Astrophysics, abstract
astro-ph/0301257


From: David Merritt <[email protected]>
Date: Tue, 14 Jan 2003 15:38:38 GMT (65kb)

Single and Binary Black Holes and their Influence on Nuclear Structure


Authors:
David Merritt (Rutgers University)

Comments: 10 pages, 4 figures, uses emulateapj.sty, onecolfloat.sty. An
abridged version of this article will appear in Carnegie Observatories
Astrophysics Series, Vol. 1: “Coevolution of Black Holes and Galaxies,”
edited by L. C. Ho (Cambridge: Cambridge Univ. Press)
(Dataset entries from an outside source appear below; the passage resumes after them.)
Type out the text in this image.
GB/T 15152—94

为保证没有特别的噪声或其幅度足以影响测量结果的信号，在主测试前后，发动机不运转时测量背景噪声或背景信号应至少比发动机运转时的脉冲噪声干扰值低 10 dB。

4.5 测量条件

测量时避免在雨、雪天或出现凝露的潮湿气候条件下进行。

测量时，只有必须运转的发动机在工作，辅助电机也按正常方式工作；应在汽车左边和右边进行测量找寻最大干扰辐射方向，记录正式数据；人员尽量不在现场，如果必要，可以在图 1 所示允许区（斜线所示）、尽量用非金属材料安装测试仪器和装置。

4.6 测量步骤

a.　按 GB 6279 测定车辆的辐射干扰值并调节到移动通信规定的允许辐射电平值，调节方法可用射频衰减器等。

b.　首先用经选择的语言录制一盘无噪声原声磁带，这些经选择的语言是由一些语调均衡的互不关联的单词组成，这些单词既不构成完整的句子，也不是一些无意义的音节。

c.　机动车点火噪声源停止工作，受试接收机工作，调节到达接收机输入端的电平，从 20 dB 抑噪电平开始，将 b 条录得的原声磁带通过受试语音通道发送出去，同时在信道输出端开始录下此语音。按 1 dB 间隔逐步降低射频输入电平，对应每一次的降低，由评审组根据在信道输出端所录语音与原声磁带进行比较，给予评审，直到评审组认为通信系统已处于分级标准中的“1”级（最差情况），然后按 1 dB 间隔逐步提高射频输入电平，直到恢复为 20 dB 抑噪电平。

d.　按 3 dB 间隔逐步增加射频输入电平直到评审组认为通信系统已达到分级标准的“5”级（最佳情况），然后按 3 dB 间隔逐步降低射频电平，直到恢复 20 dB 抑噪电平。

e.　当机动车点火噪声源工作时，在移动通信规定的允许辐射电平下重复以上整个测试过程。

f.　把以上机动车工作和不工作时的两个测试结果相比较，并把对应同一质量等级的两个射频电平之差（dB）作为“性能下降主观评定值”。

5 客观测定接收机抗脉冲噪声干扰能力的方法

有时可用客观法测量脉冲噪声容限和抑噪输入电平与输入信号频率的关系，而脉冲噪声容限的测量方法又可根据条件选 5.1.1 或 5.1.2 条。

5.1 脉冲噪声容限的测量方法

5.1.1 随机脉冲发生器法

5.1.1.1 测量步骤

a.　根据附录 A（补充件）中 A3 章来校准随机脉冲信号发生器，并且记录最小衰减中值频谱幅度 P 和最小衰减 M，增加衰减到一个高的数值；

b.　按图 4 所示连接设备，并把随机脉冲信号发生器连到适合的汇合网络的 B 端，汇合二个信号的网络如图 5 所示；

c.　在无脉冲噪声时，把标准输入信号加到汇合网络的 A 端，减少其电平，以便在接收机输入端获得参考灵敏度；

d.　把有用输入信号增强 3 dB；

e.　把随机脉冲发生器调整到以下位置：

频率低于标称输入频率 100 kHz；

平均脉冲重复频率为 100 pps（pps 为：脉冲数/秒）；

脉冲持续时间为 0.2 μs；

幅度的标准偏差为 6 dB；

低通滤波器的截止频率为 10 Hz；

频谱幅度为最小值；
Report-no: Rutgers Astrophysics Preprint Series No. 379


Massive central objects affect both the structure and evolution of galactic
nuclei. Adiabatic growth of black holes generates power-law central density
profiles with logarithmic slopes in the range from ~1.5 to ~2.5, in good
agreement with the profiles observed in the nuclei of galaxies fainter than
visual magnitude -20. However the shallow nuclear profiles of bright galaxies
require a different explanation. Binary black holes are an inevitable result of
galactic mergers, and the ejection of stars by a massive binary displaces a
mass of order the binary’s own mass, creating a core or shallow power-law cusp.
This model is at least crudely consistent with core sizes in bright galaxies.
Uncertainties remain about the effectiveness of stellar- and gas-dynamical
processes at inducing coalescence of binary black holes, and uncoalesced
binaries may be common in low-density nuclei.